С этими словами герцог бросил направо и налево по пригоршне монет и вернулся на свое место. Мнимый король машинально исполнил то, о чем его просили. В его улыбке не было души, но только немногие стояли к нему настолько близко, только немногие обладали настолько острым зрением, чтобы заметить это. Он так грациозно и ласково наклонял свою украшенную перьями голову, с такой царственной щедростью сыпал вокруг новенькие блестящие монеты, что тревога народа рассеялась и приветственные клики загремели так же громко, как прежде.

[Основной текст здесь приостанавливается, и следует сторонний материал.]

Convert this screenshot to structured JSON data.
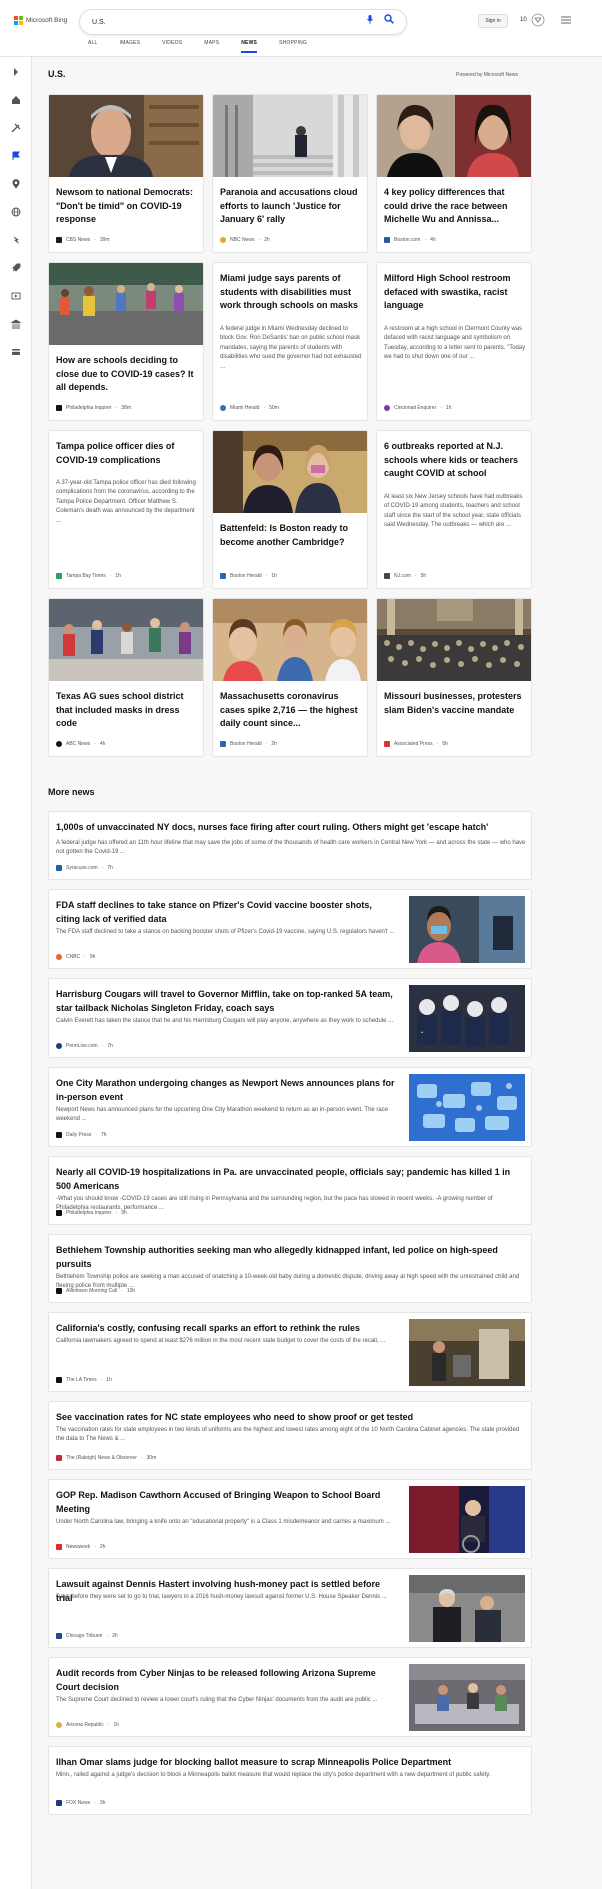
{
  "header": {
    "logo": "Microsoft Bing",
    "search_value": "U.S.",
    "signin_label": "Sign in",
    "points": "10",
    "tabs": [
      "ALL",
      "IMAGES",
      "VIDEOS",
      "MAPS",
      "NEWS",
      "SHOPPING"
    ],
    "active_tab": "NEWS"
  },
  "colors": {
    "accent": "#174ae4",
    "background": "#f7f7f7"
  },
  "sidebar": {
    "icons": [
      "chevron-right-icon",
      "home-icon",
      "tools-icon",
      "flag-icon",
      "location-pin-icon",
      "globe-icon",
      "bolt-icon",
      "rocket-icon",
      "film-icon",
      "bank-icon",
      "card-icon"
    ]
  },
  "section": {
    "title": "U.S.",
    "powered_by": "Powered by Microsoft News"
  },
  "cards": [
    {
      "title": "Newsom to national Democrats: \"Don't be timid\" on COVID-19 response",
      "summary": "",
      "source": "CBS News",
      "time": "39m"
    },
    {
      "title": "Paranoia and accusations cloud efforts to launch 'Justice for January 6' rally",
      "summary": "",
      "source": "NBC News",
      "time": "2h"
    },
    {
      "title": "4 key policy differences that could drive the race between Michelle Wu and Annissa...",
      "summary": "",
      "source": "Boston.com",
      "time": "4h"
    },
    {
      "title": "How are schools deciding to close due to COVID-19 cases? It all depends.",
      "summary": "",
      "source": "Philadelphia Inquirer",
      "time": "38m"
    },
    {
      "title": "Miami judge says parents of students with disabilities must work through schools on masks",
      "summary": "A federal judge in Miami Wednesday declined to block Gov. Ron DeSantis' ban on public school mask mandates, saying the parents of students with disabilities who sued the governor had not exhausted ...",
      "source": "Miami Herald",
      "time": "50m"
    },
    {
      "title": "Milford High School restroom defaced with swastika, racist language",
      "summary": "A restroom at a high school in Clermont County was defaced with racist language and symbolism on Tuesday, according to a letter sent to parents. \"Today we had to shut down one of our ...",
      "source": "Cincinnati Enquirer",
      "time": "1h"
    },
    {
      "title": "Tampa police officer dies of COVID-19 complications",
      "summary": "A 37-year-old Tampa police officer has died following complications from the coronavirus, according to the Tampa Police Department. Officer Matthew S. Coleman's death was announced by the department ...",
      "source": "Tampa Bay Times",
      "time": "1h"
    },
    {
      "title": "Battenfeld: Is Boston ready to become another Cambridge?",
      "summary": "",
      "source": "Boston Herald",
      "time": "1h"
    },
    {
      "title": "6 outbreaks reported at N.J. schools where kids or teachers caught COVID at school",
      "summary": "At least six New Jersey schools have had outbreaks of COVID-19 among students, teachers and school staff since the start of the school year, state officials said Wednesday. The outbreaks — which are ...",
      "source": "NJ.com",
      "time": "5h"
    },
    {
      "title": "Texas AG sues school district that included masks in dress code",
      "summary": "",
      "source": "ABC News",
      "time": "4h"
    },
    {
      "title": "Massachusetts coronavirus cases spike 2,716 — the highest daily count since...",
      "summary": "",
      "source": "Boston Herald",
      "time": "2h"
    },
    {
      "title": "Missouri businesses, protesters slam Biden's vaccine mandate",
      "summary": "",
      "source": "Associated Press",
      "time": "5h"
    }
  ],
  "more_news": {
    "title": "More news",
    "items": [
      {
        "title": "1,000s of unvaccinated NY docs, nurses face firing after court ruling. Others might get 'escape hatch'",
        "summary": "A federal judge has offered an 11th hour lifeline that may save the jobs of some of the thousands of health care workers in Central New York — and across the state — who have not gotten the Covid-19 ...",
        "source": "Syracuse.com",
        "time": "7h"
      },
      {
        "title": "FDA staff declines to take stance on Pfizer's Covid vaccine booster shots, citing lack of verified data",
        "summary": "The FDA staff declined to take a stance on backing booster shots of Pfizer's Covid-19 vaccine, saying U.S. regulators haven't ...",
        "source": "CNBC",
        "time": "9h"
      },
      {
        "title": "Harrisburg Cougars will travel to Governor Mifflin, take on top-ranked 5A team, star tailback Nicholas Singleton Friday, coach says",
        "summary": "Calvin Everett has taken the stance that he and his Harrisburg Cougars will play anyone, anywhere as they work to schedule ...",
        "source": "PennLive.com",
        "time": "7h"
      },
      {
        "title": "One City Marathon undergoing changes as Newport News announces plans for in-person event",
        "summary": "Newport News has announced plans for the upcoming One City Marathon weekend to return as an in-person event. The race weekend ...",
        "source": "Daily Press",
        "time": "7h"
      },
      {
        "title": "Nearly all COVID-19 hospitalizations in Pa. are unvaccinated people, officials say; pandemic has killed 1 in 500 Americans",
        "summary": "-What you should know -COVID-19 cases are still rising in Pennsylvania and the surrounding region, but the pace has slowed in recent weeks. -A growing number of Philadelphia restaurants, performance ...",
        "source": "Philadelphia Inquirer",
        "time": "9h"
      },
      {
        "title": "Bethlehem Township authorities seeking man who allegedly kidnapped infant, led police on high-speed pursuits",
        "summary": "Bethlehem Township police are seeking a man accused of snatching a 10-week-old baby during a domestic dispute, driving away at high speed with the unrestrained child and fleeing police from multiple ...",
        "source": "Allentown Morning Call",
        "time": "10h"
      },
      {
        "title": "California's costly, confusing recall sparks an effort to rethink the rules",
        "summary": "California lawmakers agreed to spend at least $276 million in the most recent state budget to cover the costs of the recall, ...",
        "source": "The LA Times",
        "time": "1h"
      },
      {
        "title": "See vaccination rates for NC state employees who need to show proof or get tested",
        "summary": "The vaccination rates for state employees in two kinds of uniforms are the highest and lowest rates among eight of the 10 North Carolina Cabinet agencies. The state provided the data to The News & ...",
        "source": "The (Raleigh) News & Observer",
        "time": "30m"
      },
      {
        "title": "GOP Rep. Madison Cawthorn Accused of Bringing Weapon to School Board Meeting",
        "summary": "Under North Carolina law, bringing a knife onto an \"educational property\" is a Class 1 misdemeanor and carries a maximum ...",
        "source": "Newsweek",
        "time": "2h"
      },
      {
        "title": "Lawsuit against Dennis Hastert involving hush-money pact is settled before trial",
        "summary": "Days before they were set to go to trial, lawyers in a 2016 hush-money lawsuit against former U.S. House Speaker Dennis ...",
        "source": "Chicago Tribune",
        "time": "2h"
      },
      {
        "title": "Audit records from Cyber Ninjas to be released following Arizona Supreme Court decision",
        "summary": "The Supreme Court declined to review a lower court's ruling that the Cyber Ninjas' documents from the audit are public ...",
        "source": "Arizona Republic",
        "time": "1h"
      },
      {
        "title": "Ilhan Omar slams judge for blocking ballot measure to scrap Minneapolis Police Department",
        "summary": "Minn., railed against a judge's decision to block a Minneapolis ballot measure that would replace the city's police department with a new department of public safety.",
        "source": "FOX News",
        "time": "3h"
      }
    ]
  }
}
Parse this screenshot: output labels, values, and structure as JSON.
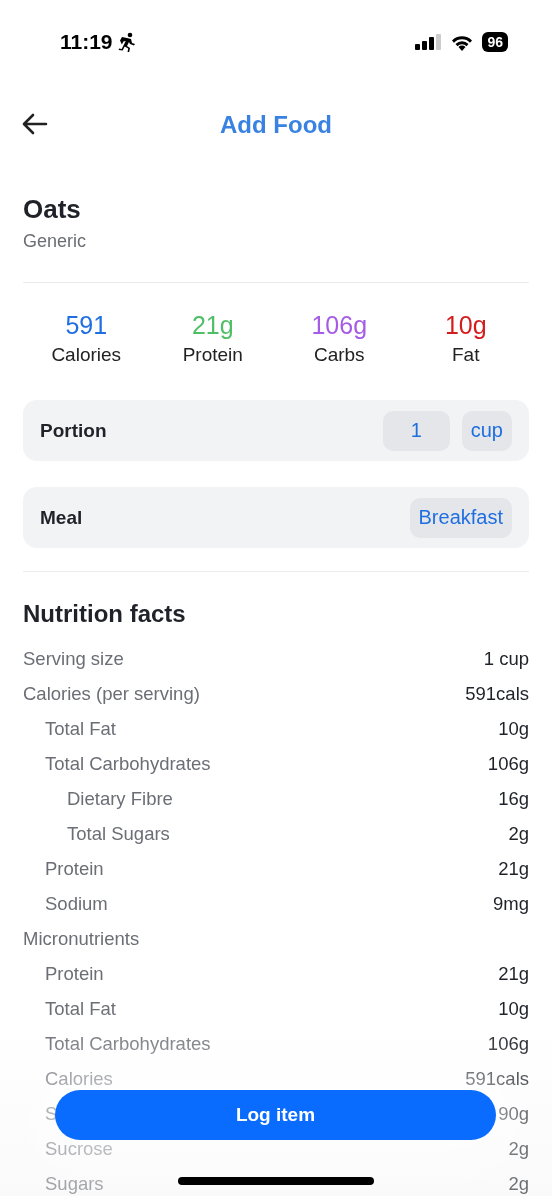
{
  "status_bar": {
    "time": "11:19",
    "battery": "96"
  },
  "header": {
    "title": "Add Food"
  },
  "food": {
    "name": "Oats",
    "brand": "Generic"
  },
  "macros": [
    {
      "value": "591",
      "label": "Calories",
      "color": "#1f6fe0"
    },
    {
      "value": "21g",
      "label": "Protein",
      "color": "#4fbf65"
    },
    {
      "value": "106g",
      "label": "Carbs",
      "color": "#a55be6"
    },
    {
      "value": "10g",
      "label": "Fat",
      "color": "#d41c1c"
    }
  ],
  "settings": [
    {
      "label": "Portion",
      "controls": [
        "1",
        "cup"
      ]
    },
    {
      "label": "Meal",
      "controls": [
        "Breakfast"
      ]
    }
  ],
  "nutrition": {
    "title": "Nutrition facts",
    "rows": [
      {
        "label": "Serving size",
        "value": "1 cup"
      },
      {
        "label": "Calories (per serving)",
        "value": "591cals",
        "children": [
          {
            "label": "Total Fat",
            "value": "10g"
          },
          {
            "label": "Total Carbohydrates",
            "value": "106g",
            "children": [
              {
                "label": "Dietary Fibre",
                "value": "16g"
              },
              {
                "label": "Total Sugars",
                "value": "2g"
              }
            ]
          },
          {
            "label": "Protein",
            "value": "21g"
          },
          {
            "label": "Sodium",
            "value": "9mg"
          }
        ]
      },
      {
        "label": "Micronutrients",
        "children": [
          {
            "label": "Protein",
            "value": "21g"
          },
          {
            "label": "Total Fat",
            "value": "10g"
          },
          {
            "label": "Total Carbohydrates",
            "value": "106g"
          },
          {
            "label": "Calories",
            "value": "591cals"
          },
          {
            "label": "S",
            "value": "90g"
          },
          {
            "label": "Sucrose",
            "value": "2g"
          },
          {
            "label": "Sugars",
            "value": "2g"
          }
        ]
      }
    ]
  },
  "action_button": {
    "label": "Log item"
  }
}
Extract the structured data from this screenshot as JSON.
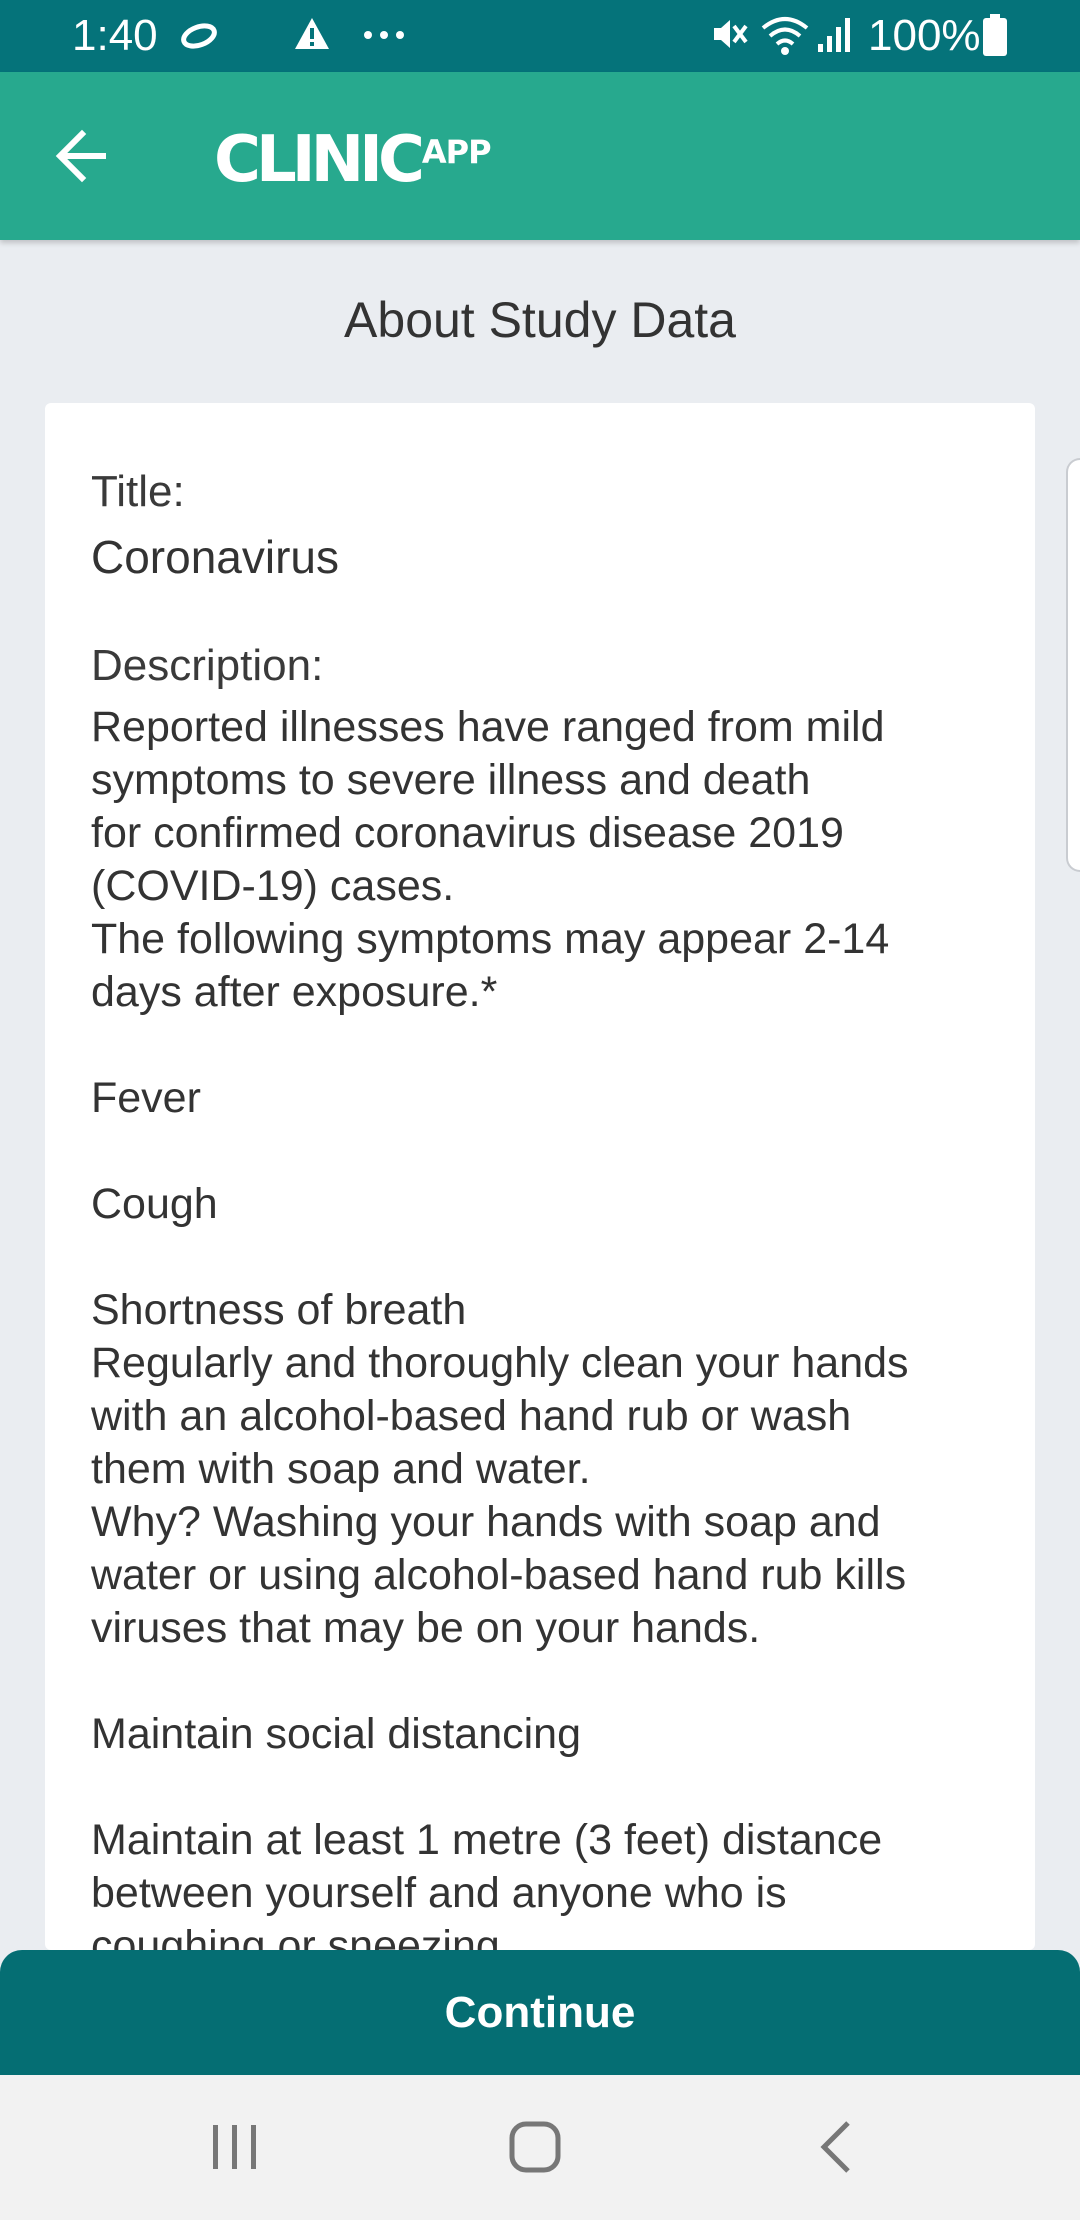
{
  "status_bar": {
    "time": "1:40",
    "battery": "100%",
    "icons": [
      "sync-icon",
      "warning-icon",
      "more-notifications-icon",
      "mute-icon",
      "wifi-icon",
      "signal-icon",
      "battery-icon"
    ]
  },
  "app_bar": {
    "back_icon": "arrow-left-icon",
    "logo_main": "CLINIC",
    "logo_app": "APP"
  },
  "page": {
    "title": "About Study Data"
  },
  "study": {
    "title_label": "Title:",
    "title_value": "Coronavirus",
    "description_label": "Description:",
    "description_text": "Reported illnesses have ranged from mild\nsymptoms to severe illness and death\nfor confirmed coronavirus disease 2019\n(COVID-19) cases.\nThe following symptoms may appear 2-14\ndays after exposure.*\n\nFever\n\nCough\n\nShortness of breath\nRegularly and thoroughly clean your hands\nwith an alcohol-based hand rub or wash\nthem with soap and water.\nWhy? Washing your hands with soap and\nwater or using alcohol-based hand rub kills\nviruses that may be on your hands.\n\nMaintain social distancing\n\nMaintain at least 1 metre (3 feet) distance\nbetween yourself and anyone who is\ncoughing or sneezing."
  },
  "actions": {
    "continue_label": "Continue"
  },
  "nav_bar": {
    "icons": [
      "recent-apps-icon",
      "home-icon",
      "back-icon"
    ]
  },
  "colors": {
    "status_bar": "#05737a",
    "app_bar": "#27a98e",
    "button": "#056e73",
    "background": "#eaedf1"
  }
}
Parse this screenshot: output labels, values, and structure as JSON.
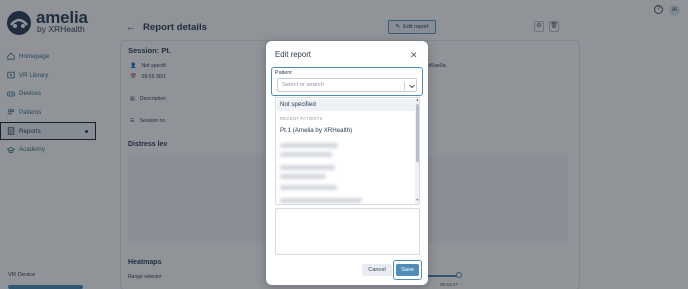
{
  "app": {
    "brand": "amelia",
    "brand_sub": "by XRHealth",
    "accent_color": "#4f8db8"
  },
  "sidebar": {
    "items": [
      {
        "label": "Homepage",
        "icon": "home-icon"
      },
      {
        "label": "VR Library",
        "icon": "library-icon"
      },
      {
        "label": "Devices",
        "icon": "vr-headset-icon"
      },
      {
        "label": "Patients",
        "icon": "users-icon"
      },
      {
        "label": "Reports",
        "icon": "reports-icon",
        "active": true
      },
      {
        "label": "Academy",
        "icon": "academy-icon"
      }
    ],
    "vr_device_label": "VR Device"
  },
  "header": {
    "title": "Report details",
    "edit_button": "Edit report",
    "avatar": "AI"
  },
  "report": {
    "session_title": "Session: Pt.",
    "not_specified": "Not specifi",
    "time": "09:55 30/1",
    "description": "Description",
    "session_notes": "Session no",
    "hash": "74913f487db8d8e8e2a319e948d5ae0a",
    "distress_title": "Distress lev",
    "heatmaps_title": "Heatmaps",
    "range_label": "Range selector",
    "range_end": "00:53:47"
  },
  "modal": {
    "title": "Edit report",
    "patient_label": "Patient",
    "select_placeholder": "Select or search",
    "options": {
      "not_specified": "Not specified",
      "recent_heading": "RECENT PATIENTS",
      "recent_patient": "Pt.1 (Amelia by XRHealth)"
    },
    "cancel_label": "Cancel",
    "save_label": "Save"
  }
}
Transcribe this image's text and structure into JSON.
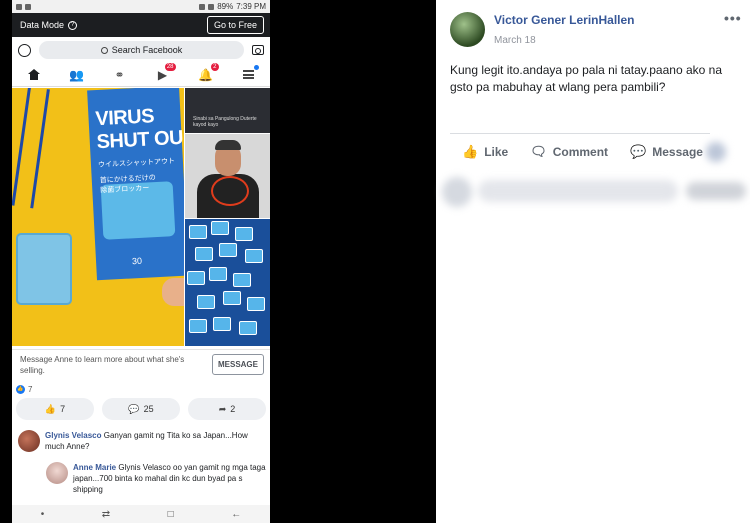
{
  "phone": {
    "status_bar": {
      "battery": "89%",
      "time": "7:39 PM"
    },
    "data_mode": {
      "label": "Data Mode",
      "help": "?",
      "go_to_free": "Go to Free"
    },
    "search": {
      "placeholder": "Search Facebook"
    },
    "nav": {
      "items": [
        {
          "name": "home",
          "icon": "home-icon"
        },
        {
          "name": "friends",
          "icon": "friends-icon"
        },
        {
          "name": "messenger",
          "icon": "messenger-icon"
        },
        {
          "name": "watch",
          "icon": "watch-icon",
          "badge": "28"
        },
        {
          "name": "notifications",
          "icon": "bell-icon",
          "badge": "2"
        },
        {
          "name": "menu",
          "icon": "menu-icon"
        }
      ]
    },
    "photo_text": {
      "box_title": "VIRUS\nSHUT OU",
      "box_sub": "ウイルスシャットアウト",
      "box_mid": "首にかけるだけの\n除菌ブロッカー",
      "box_num": "30",
      "tv_text": "Sinabi sa Pangulong Duterte\nkayod kayo"
    },
    "message_prompt": "Message Anne to learn more about what she's selling.",
    "message_button": "MESSAGE",
    "reactions": {
      "count": "7"
    },
    "actions": {
      "likes": "7",
      "comments": "25",
      "shares": "2"
    },
    "comments": [
      {
        "name": "Glynis Velasco",
        "text": "Ganyan gamit ng Tita ko sa Japan...How much Anne?"
      },
      {
        "name": "Anne Marie",
        "text": "Glynis Velasco oo yan gamit ng mga taga japan...700 binta ko mahal din kc dun byad pa s shipping"
      }
    ]
  },
  "post": {
    "author": "Victor Gener LerinHallen",
    "date": "March 18",
    "more": "•••",
    "text": "Kung legit ito.andaya po pala ni tatay.paano ako na gsto pa mabuhay at wlang pera pambili?",
    "actions": {
      "like": "Like",
      "comment": "Comment",
      "message": "Message"
    }
  },
  "colors": {
    "facebook_blue": "#385898",
    "badge_red": "#e41e3f",
    "data_mode_bar": "#1c1e21"
  }
}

А все же герцогу пришлось еще раз подъехать к королю и постараться образумить его. Он прошептал:
— Великий государь, стряхни с себя эту гибельную грусть, глаза целого мира устремлены на тебя! — и с досадой прибавил: — Чтоб она пропала, эта жалкая нищенка! Это она так расстроила ваше величество!
Разряженный король обратил на герцога потухший взор и сказал беззвучным голосом:
— Это была моя мать!
— Боже мой! — простонал лорд-протектор, отъезжая назад. — Дурное предзнаменование оказалось пророчеством: он снова сошел с ума!
Вернемся на несколько часов назад и займем место в Вестминстерском аббатстве в четыре часа утра, в памятный день коронации. Мы здесь не одни: хотя на дворе еще ночь, но освещенные факелами хоры уже заполняются людьми; они готовы просидеть шесть-семь часов, лишь бы увидеть зрелище, которое никто не надеется увидеть два раза в жизни, — коронацию короля. Да, Лондон и Вестминстер поднялись на ноги с трех часов ночи, когда грянули первые пушки, и уже целая толпа не именитых, но зажиточных граждан, заплатив деньги за доступ на хоры, теснится у входов, предназначенных для людей их сословия.
Часы тянутся довольно тоскливо. Всякая суматоха мало-помалу стихла, так как хоры уже давно набиты битком. Присядем и мы: у нас довольно времени, чтобы осмотреться и подумать. Со всех сторон, куда ни бросишь взгляд, из полумрака, царящего в соборе, выступают части хоров и балконов, усеянных зрителями; другие же части тех же хоров и балконов скрыты от глаз колоннами и выступами. Нам ясно виден весь огромный северный придел собора — пустой в ожидании избранной публики. Нам виден также большой помост, устланный богатыми тканями. Посредине его, на возвышении, к которому ведут четыре ступени, помещается трон. В сидение трона вделан неотесанный плоский камень — Сконский камень, на котором короновались многие поколения шотландских королей; обычай и время настолько освятили его, что теперь он достоин служить и английским королям. И трон и его подножие обтянуты золотой парчой.
Вокруг царит тишина; факелы светят тускло; часы лениво ползут. Но вот, наконец, рассветает; факелы потушены, мягкий свет разливается по огромному зданию. Теперь ясно можно различить все очертания этого благородного храма, но они вырисовываются мягко, как бы во сне, так как солнце слегка подернуто тучами.